Chrysojasminum humile (syn. Jasminum humile), the Italian jasmine or yellow jasmine, is a species of flowering plant in the family Oleaceae, native to Afghanistan, Tajikistan, Pakistan, Nepal, Burma (Myanmar), the Himalayas and south west China (Gansu, Guizhou, Sichuan, Xizang (Tibet), Yunnan). The species is widely cultivated and reportedly naturalized in Greece, Sicily and the former Yugoslavia.
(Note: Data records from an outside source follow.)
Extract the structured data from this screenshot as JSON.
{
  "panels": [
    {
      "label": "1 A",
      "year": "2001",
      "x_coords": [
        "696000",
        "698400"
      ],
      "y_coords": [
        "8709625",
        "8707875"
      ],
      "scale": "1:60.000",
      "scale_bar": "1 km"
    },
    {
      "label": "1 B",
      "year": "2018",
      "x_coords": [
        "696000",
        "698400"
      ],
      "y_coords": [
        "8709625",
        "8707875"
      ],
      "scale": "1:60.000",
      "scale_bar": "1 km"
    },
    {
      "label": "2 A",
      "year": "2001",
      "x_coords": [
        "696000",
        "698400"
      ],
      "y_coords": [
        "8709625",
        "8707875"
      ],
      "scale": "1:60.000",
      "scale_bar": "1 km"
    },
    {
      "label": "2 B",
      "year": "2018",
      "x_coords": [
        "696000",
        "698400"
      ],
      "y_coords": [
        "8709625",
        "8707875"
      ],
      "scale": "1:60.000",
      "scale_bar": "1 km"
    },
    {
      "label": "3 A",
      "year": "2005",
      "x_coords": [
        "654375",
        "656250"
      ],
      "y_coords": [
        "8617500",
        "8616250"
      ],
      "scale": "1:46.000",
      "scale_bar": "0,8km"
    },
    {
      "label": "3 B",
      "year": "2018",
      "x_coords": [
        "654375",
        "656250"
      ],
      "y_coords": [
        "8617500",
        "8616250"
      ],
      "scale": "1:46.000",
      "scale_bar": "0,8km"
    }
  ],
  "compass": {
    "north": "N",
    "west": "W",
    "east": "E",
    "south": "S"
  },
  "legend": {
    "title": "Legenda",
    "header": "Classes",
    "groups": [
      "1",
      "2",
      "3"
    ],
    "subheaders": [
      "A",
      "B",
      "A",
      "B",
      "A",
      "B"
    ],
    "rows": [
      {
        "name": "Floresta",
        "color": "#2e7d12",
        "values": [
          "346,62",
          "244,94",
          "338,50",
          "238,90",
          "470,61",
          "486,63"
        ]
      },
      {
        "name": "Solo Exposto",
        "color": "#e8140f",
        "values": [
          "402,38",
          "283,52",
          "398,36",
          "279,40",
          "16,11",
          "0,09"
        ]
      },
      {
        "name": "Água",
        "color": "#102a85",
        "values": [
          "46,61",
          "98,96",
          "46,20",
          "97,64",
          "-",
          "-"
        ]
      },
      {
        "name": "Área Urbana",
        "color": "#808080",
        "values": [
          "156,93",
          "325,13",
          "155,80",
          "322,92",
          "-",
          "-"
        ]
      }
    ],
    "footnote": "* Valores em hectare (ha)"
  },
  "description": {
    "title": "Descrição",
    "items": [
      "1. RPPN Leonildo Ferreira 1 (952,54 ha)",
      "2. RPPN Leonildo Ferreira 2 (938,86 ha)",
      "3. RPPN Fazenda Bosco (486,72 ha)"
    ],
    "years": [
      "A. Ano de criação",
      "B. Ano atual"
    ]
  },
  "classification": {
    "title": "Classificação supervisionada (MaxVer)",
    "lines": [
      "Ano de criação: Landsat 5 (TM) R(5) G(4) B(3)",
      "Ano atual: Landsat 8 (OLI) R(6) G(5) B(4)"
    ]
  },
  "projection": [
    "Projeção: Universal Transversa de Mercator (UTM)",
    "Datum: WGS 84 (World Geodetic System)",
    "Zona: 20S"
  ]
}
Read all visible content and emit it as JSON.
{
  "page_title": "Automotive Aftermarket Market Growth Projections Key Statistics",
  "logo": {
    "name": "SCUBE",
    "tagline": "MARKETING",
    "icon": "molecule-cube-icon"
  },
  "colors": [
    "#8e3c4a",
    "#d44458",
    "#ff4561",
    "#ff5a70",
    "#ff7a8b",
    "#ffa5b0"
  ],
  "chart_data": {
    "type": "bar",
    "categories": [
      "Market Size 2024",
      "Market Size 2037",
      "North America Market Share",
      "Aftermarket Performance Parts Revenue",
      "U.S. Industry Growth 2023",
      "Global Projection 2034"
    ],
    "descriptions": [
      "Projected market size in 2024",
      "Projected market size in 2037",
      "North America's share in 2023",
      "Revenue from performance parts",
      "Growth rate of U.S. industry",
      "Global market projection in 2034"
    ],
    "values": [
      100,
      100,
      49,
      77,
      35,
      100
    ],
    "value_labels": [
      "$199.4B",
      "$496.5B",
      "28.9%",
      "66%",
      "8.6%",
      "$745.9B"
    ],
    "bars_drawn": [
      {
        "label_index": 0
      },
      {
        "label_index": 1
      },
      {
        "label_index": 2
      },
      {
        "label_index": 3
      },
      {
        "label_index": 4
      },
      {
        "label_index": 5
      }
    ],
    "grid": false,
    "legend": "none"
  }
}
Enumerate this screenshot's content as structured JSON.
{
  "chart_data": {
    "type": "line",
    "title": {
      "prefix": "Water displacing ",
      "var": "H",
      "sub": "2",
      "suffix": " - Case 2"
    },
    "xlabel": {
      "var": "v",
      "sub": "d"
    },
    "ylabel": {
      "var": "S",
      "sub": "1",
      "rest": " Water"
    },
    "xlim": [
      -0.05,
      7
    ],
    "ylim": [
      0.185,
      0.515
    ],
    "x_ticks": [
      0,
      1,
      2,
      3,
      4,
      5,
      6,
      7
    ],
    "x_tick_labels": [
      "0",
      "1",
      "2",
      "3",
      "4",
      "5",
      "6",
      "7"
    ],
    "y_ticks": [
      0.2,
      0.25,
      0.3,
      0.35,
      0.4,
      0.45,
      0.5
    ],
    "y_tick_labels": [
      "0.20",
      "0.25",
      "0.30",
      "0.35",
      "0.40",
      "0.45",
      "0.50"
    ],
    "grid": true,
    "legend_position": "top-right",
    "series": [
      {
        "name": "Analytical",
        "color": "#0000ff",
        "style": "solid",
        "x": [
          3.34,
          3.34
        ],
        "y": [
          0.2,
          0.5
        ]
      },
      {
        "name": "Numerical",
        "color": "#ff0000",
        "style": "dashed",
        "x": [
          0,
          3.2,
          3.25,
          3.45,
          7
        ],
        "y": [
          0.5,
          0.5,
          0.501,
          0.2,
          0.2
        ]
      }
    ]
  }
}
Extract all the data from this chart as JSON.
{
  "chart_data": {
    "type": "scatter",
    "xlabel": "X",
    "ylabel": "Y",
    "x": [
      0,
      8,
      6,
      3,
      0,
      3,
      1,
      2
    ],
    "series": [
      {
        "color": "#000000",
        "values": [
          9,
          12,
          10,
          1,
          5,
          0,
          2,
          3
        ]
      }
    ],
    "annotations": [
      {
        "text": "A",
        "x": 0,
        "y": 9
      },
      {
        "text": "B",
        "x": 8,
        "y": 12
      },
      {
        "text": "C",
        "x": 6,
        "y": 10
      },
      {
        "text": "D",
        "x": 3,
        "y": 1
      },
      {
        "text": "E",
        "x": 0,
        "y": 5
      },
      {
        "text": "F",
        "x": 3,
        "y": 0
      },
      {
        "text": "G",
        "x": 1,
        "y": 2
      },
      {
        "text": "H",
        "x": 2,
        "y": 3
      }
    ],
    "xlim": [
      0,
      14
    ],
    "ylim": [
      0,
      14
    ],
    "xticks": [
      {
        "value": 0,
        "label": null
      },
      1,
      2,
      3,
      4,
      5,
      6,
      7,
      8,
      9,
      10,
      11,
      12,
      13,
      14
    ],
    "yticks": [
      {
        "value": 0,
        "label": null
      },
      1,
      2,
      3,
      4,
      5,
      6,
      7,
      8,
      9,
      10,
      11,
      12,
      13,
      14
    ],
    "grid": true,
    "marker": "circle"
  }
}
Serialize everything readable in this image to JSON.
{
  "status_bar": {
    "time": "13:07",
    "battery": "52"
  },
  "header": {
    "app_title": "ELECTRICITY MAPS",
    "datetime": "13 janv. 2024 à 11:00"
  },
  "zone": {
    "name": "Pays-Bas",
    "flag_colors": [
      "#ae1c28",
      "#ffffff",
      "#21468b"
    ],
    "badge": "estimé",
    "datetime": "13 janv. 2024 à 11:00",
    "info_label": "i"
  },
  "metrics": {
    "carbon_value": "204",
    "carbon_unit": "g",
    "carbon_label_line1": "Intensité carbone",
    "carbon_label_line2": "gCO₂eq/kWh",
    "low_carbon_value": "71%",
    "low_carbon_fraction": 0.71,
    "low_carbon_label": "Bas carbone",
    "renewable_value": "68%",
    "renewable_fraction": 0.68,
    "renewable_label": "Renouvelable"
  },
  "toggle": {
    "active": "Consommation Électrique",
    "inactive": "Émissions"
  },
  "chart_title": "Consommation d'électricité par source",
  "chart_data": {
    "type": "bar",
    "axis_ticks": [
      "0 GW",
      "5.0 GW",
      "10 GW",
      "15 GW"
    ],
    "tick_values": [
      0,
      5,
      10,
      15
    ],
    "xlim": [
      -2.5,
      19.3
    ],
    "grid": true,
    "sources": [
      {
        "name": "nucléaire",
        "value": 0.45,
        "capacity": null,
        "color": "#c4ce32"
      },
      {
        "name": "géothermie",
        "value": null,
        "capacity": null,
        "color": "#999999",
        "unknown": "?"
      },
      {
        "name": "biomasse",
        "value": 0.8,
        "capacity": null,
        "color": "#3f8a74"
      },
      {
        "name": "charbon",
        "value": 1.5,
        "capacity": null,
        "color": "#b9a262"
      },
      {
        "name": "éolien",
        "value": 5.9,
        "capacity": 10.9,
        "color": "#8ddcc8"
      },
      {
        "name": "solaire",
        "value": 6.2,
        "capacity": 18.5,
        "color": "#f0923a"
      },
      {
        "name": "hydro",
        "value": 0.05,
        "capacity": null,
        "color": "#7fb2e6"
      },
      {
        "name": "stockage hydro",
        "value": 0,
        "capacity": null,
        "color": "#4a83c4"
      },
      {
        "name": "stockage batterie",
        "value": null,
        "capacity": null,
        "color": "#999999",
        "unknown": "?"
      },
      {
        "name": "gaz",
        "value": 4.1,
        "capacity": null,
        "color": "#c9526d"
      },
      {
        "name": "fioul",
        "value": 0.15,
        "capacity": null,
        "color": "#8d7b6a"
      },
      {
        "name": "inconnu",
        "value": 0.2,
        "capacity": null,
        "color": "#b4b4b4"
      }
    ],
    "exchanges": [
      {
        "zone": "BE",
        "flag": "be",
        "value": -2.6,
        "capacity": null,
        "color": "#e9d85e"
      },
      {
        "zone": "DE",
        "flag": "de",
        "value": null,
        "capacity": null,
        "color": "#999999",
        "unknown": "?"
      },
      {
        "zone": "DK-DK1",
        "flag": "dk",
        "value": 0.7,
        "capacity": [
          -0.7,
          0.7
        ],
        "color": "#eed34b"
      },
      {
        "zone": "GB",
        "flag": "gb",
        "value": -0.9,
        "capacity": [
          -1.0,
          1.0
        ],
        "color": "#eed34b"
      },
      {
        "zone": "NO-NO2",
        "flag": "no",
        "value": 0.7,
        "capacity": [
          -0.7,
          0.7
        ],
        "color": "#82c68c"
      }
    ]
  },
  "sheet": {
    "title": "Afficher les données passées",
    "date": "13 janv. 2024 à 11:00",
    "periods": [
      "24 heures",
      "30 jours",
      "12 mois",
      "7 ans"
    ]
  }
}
Growing 2.5–4 m tall by 3 m wide, it is a roundish semi-evergreen shrub with thick stems. It has stout, dark green leaves, 5 cm long, with 5–7 imparipinnate leaflets. In protected areas it retains its leaves over winter, though in cold winters its foliage and buds may freeze. It blooms in spring and summer with clusters of usually six yellow, scented flowers.

Numerous cultivars have been developed for garden use, of which 'Revolutum' (syn. J. reevesii
hort.) has gained the Royal Horticultural Society's Award of Garden Merit.

==Etymology==
Jasminum is a Latinized version of the Persian name yasemin, or Arabic name, yasamin, which refers to scented plants.

The Latin specific epithet humile means "low-growing".